Dans le quartier de Sadr City, la tension a dégénéré en échange de tirs entre résistants chiites et soldats américains, dimanche 9 mai 2004 au matin. Les miliciens ont fait une apparition en force dans cette cité déshéritée, un fief de Moqtada al-Sadr.

Un porte-parole militaire américain a indiqué que les soldats américains ont été envoyés à Sadr City pour "s’assurer que tout va bien" au lendemain de l’arrestation de partisans de Moqtada al-Sadr. Un responsable du courant Sadr avait indiqué que les soldats américains avaient arrêté Sayed Amer al-Hussein, chef de la section du mouvement du quartier et quatre autres personnes.

A Bassorah, le bilan de la confrontation entre résistants irakiens et forces britanniques était, samedi 8 mai 2004 en fin d’après-midi, de cinq morts parmi les résistants de l’Armée du Mehdi et neuf soldats britanniques blessés, dans les villes de Bassorah et d’Amara, selon un porte-parole militaire britannique.

Les affrontements ont éclaté, samedi 8 mai 2004 au matin, à Bassorah, après deux attaques des résistants du chef chiite radical Moqtada al-Sadr contre des patrouilles britanniques.

Ces heurts meurtriers ont lieu alors que le scandale des sévices infligés aux prisonniers irakiens par des soldats américains était alimenté par de nouvelles révélations.

Un rapport secret dont l’AFP a obtenu une copie révèle que les renseignements militaires américains ont demandé à la police militaire qu’elle modifie les "procédures" de façon à rendre les détenus de la prison d’Abou Ghraib plus coopératifs pendant les interrogatoires.

Ce document de l’armée américaine fait clairement apparaître que les membres de la police militaire chargés du fonctionnement de la prison n’ont probablement jamais pris connaissance des Conventions de Genève sur le traitement des prisonniers de guerre.

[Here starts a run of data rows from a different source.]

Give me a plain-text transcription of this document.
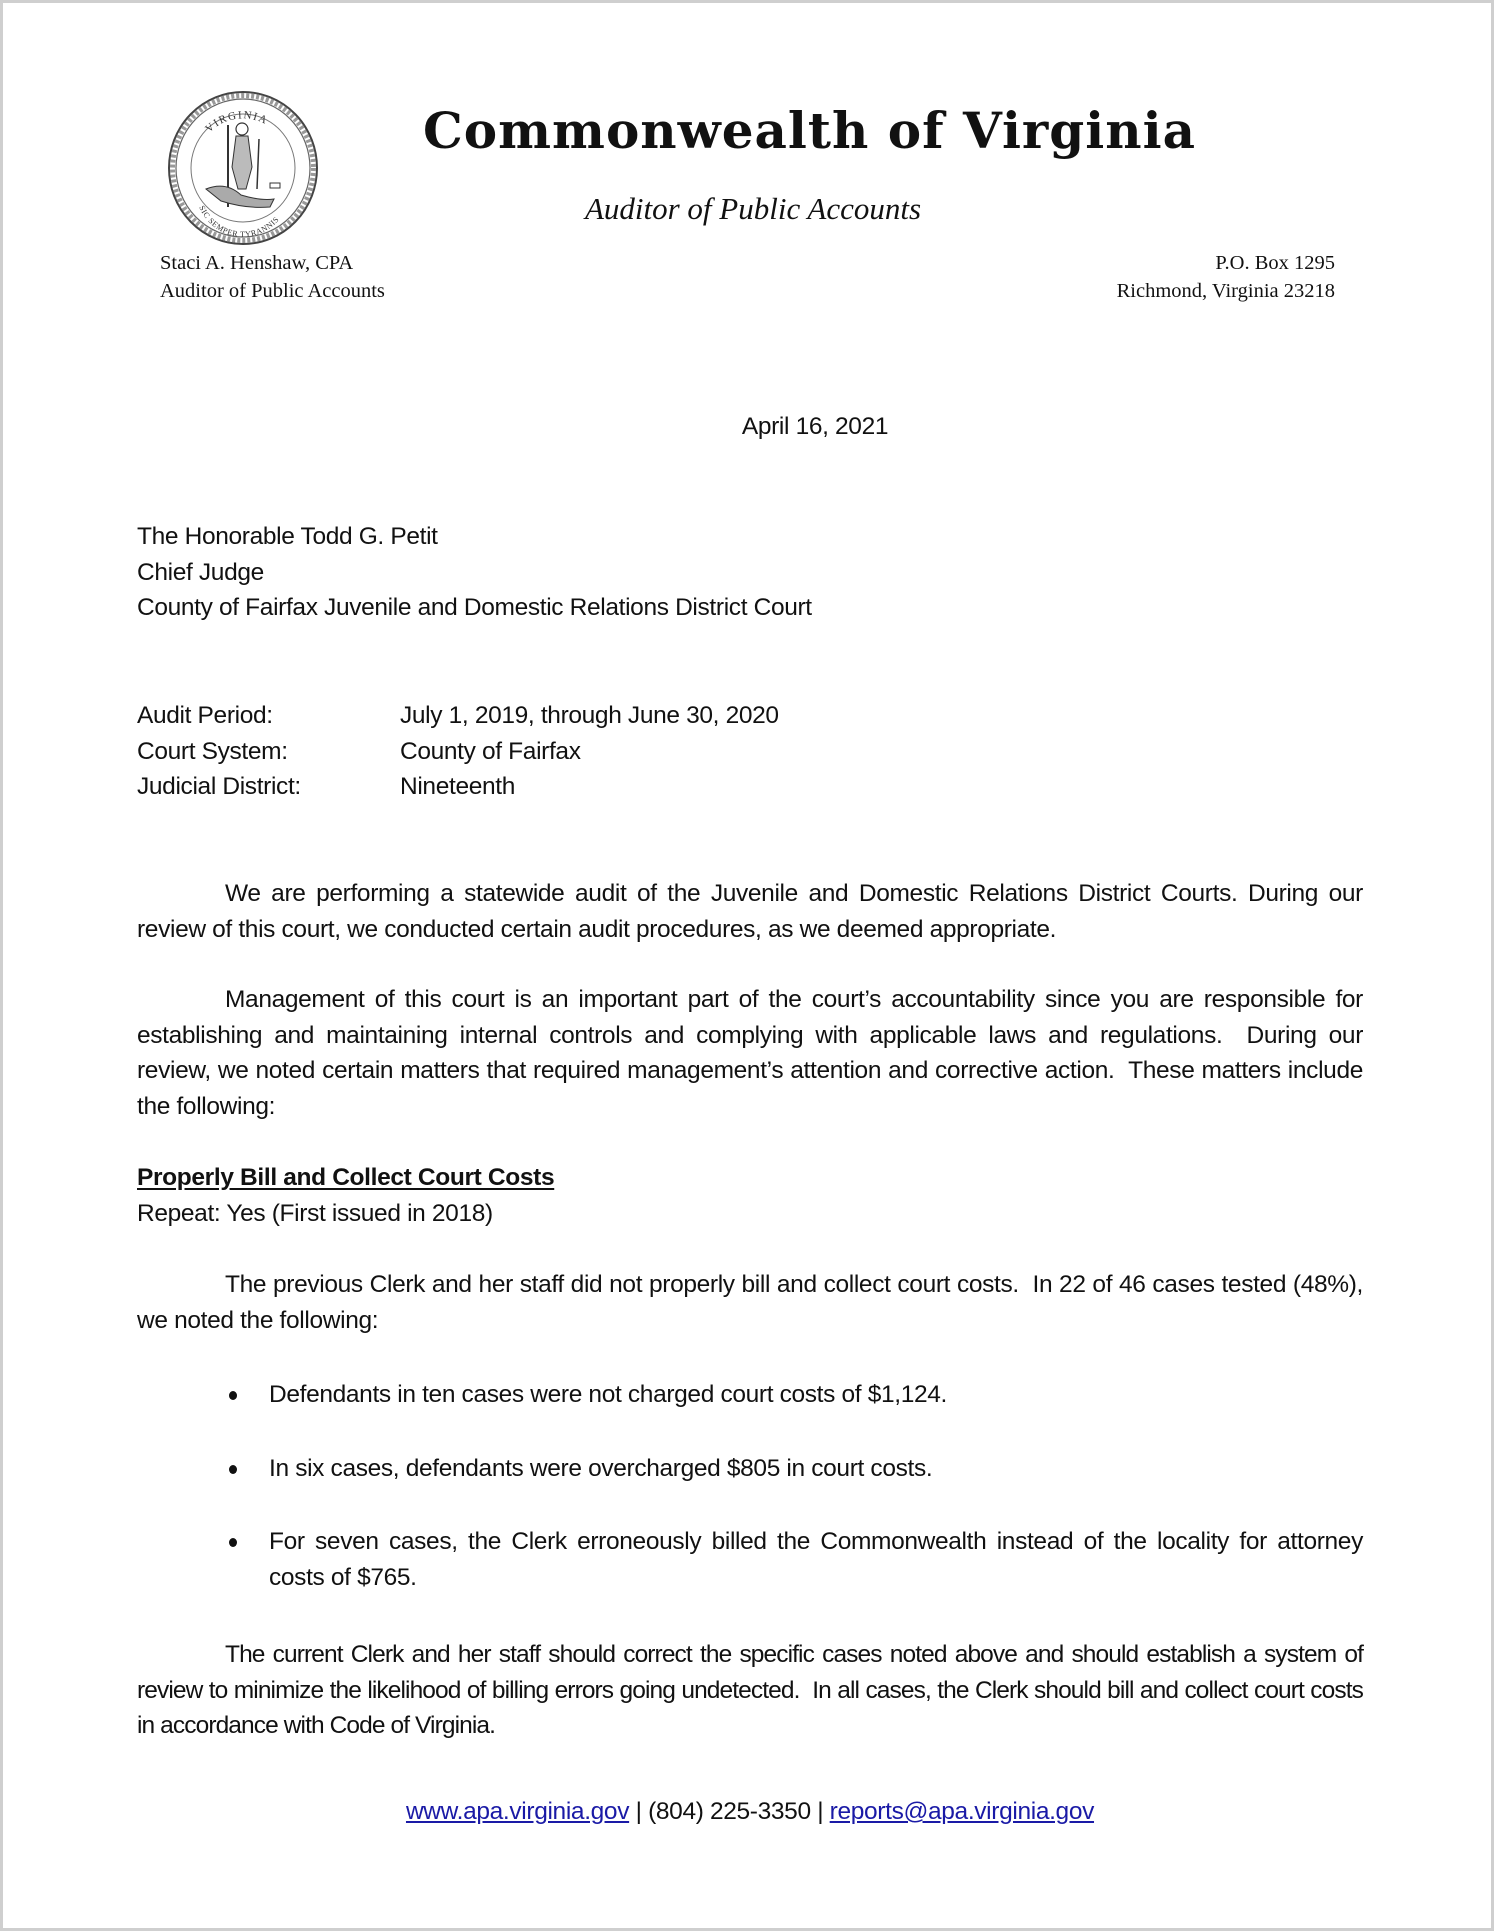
VIRGINIA
SIC SEMPER TYRANNIS
Commonwealth of Virginia
Auditor of Public Accounts
Staci A. Henshaw, CPA
Auditor of Public Accounts
P.O. Box 1295
Richmond, Virginia 23218
April 16, 2021
The Honorable Todd G. Petit
Chief Judge
County of Fairfax Juvenile and Domestic Relations District Court
Audit Period:	July 1, 2019, through June 30, 2020
Court System:	County of Fairfax
Judicial District:	Nineteenth
We are performing a statewide audit of the Juvenile and Domestic Relations District Courts. During our review of this court, we conducted certain audit procedures, as we deemed appropriate.
Management of this court is an important part of the court’s accountability since you are responsible for establishing and maintaining internal controls and complying with applicable laws and regulations.  During our review, we noted certain matters that required management’s attention and corrective action.  These matters include the following:
Properly Bill and Collect Court Costs
Repeat: Yes (First issued in 2018)
The previous Clerk and her staff did not properly bill and collect court costs.  In 22 of 46 cases tested (48%), we noted the following:
Defendants in ten cases were not charged court costs of $1,124.
In six cases, defendants were overcharged $805 in court costs.
For seven cases, the Clerk erroneously billed the Commonwealth instead of the locality for attorney costs of $765.
The current Clerk and her staff should correct the specific cases noted above and should establish a system of review to minimize the likelihood of billing errors going undetected.  In all cases, the Clerk should bill and collect court costs in accordance with Code of Virginia.
www.apa.virginia.gov | (804) 225-3350 | reports@apa.virginia.gov
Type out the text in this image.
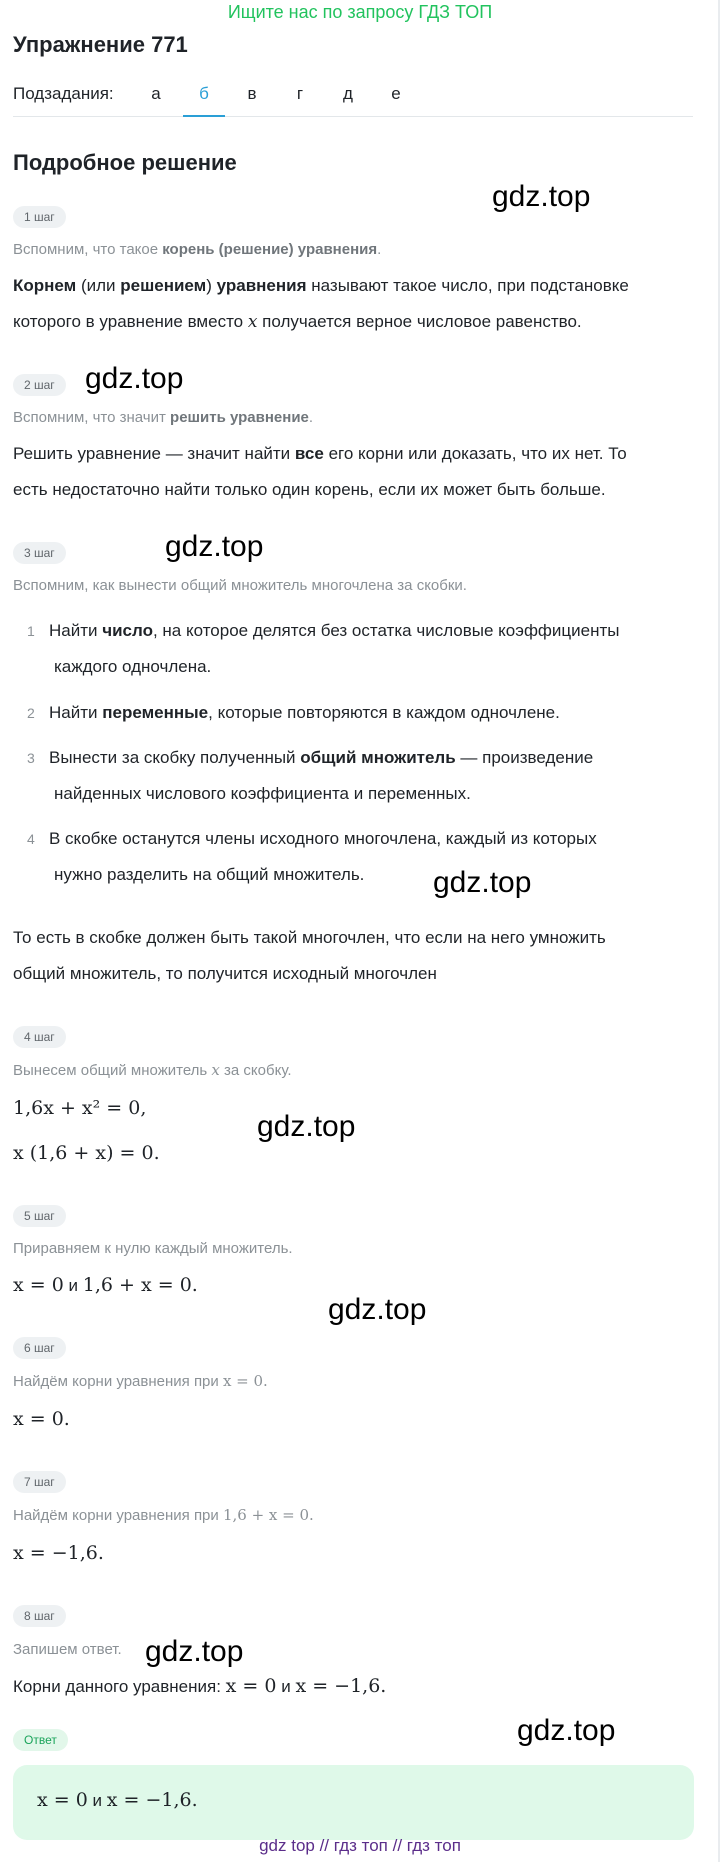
Ищите нас по запросу ГДЗ ТОП
Упражнение 771
Подзадания:	а	б	в	г	д	е
Подробное решение
gdz.top
gdz.top
gdz.top
gdz.top
gdz.top
gdz.top
gdz.top
gdz.top
1 шаг
Вспомним, что такое корень (решение) уравнения.
Корнем (или решением) уравнения называют такое число, при подстановке
которого в уравнение вместо x получается верное числовое равенство.
2 шаг
Вспомним, что значит решить уравнение.
Решить уравнение — значит найти все его корни или доказать, что их нет. То
есть недостаточно найти только один корень, если их может быть больше.
3 шаг
Вспомним, как вынести общий множитель многочлена за скобки.
1 Найти число, на которое делятся без остатка числовые коэффициенты
каждого одночлена.
2 Найти переменные, которые повторяются в каждом одночлене.
3 Вынести за скобку полученный общий множитель — произведение
найденных числового коэффициента и переменных.
4 В скобке останутся члены исходного многочлена, каждый из которых
нужно разделить на общий множитель.
То есть в скобке должен быть такой многочлен, что если на него умножить
общий множитель, то получится исходный многочлен
4 шаг
Вынесем общий множитель x за скобку.
1,6x + x² = 0,
x (1,6 + x) = 0.
5 шаг
Приравняем к нулю каждый множитель.
x = 0 и 1,6 + x = 0.
6 шаг
Найдём корни уравнения при x = 0.
x = 0.
7 шаг
Найдём корни уравнения при 1,6 + x = 0.
x = −1,6.
8 шаг
Запишем ответ.
Корни данного уравнения: x = 0 и x = −1,6.
Ответ
x = 0 и x = −1,6.
gdz top // гдз топ // гдз топ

Le scandale des sévices infligés par des soldats américains à des détenus à la prison d’Abou Ghraib a suscité des condamnations internationales. Le président George W. Bush et son secrétaire à la Défense Donald Rumsfeld ont présenté leurs excuses et se sont engagés à punir les responsables. Mais George W. Bush a affirmé que seul un petit nombre de soldats américains engagés en Irak s’étaient rendus coupables de sévices sur des prisonniers irakiens.

Un centre de formation pour tortionnaires en Grande-Bretagne

Selon le quotidien britannique The Guardian, les brutalités contre les prisonniers irakiens font partie d’un système sophistiqué, destiné à briser leur "résistance aux interrogatoires" (R2I), comportant notamment des humiliations à caractère sexuel. Elles sont enseignées, a précisé le Guardian, à des "spécialistes britanniques et américains du renseignement" dans un centre conjoint installé à Ashford, dans le sud-est de l’Angleterre.

Une des sept militaires américains inculpés a déclaré avoir agi sous les ordres directs des renseignements militaires qui voulaient que les prisonniers soient déstabilisés avant interrogatoire, selon le quotidien Washington Post.

500 religieux et hommes politiques irakiens

Par ailleurs, une conférence rassemblant 500 religieux et hommes politiques, non représentés au sein de l’exécutif irakien mis en place par les Américains, a proclamé, samedi 8 mai 2004, son soutien à la "résistance", y voyant un "moyen légitime pour mettre fin à l’occupation".

L’envoyé spécial de l’ONU en Irak, Lakhdar Brahimi, a assuré, samedi 8 mai 2004, qu’il allait travailler, avec le Conseil de gouvernement transitoire mis en place par les Américains, à la formation du cabinet intérimaire auquel sera transféré le pouvoir le 30 juin 2004, selon la coalition.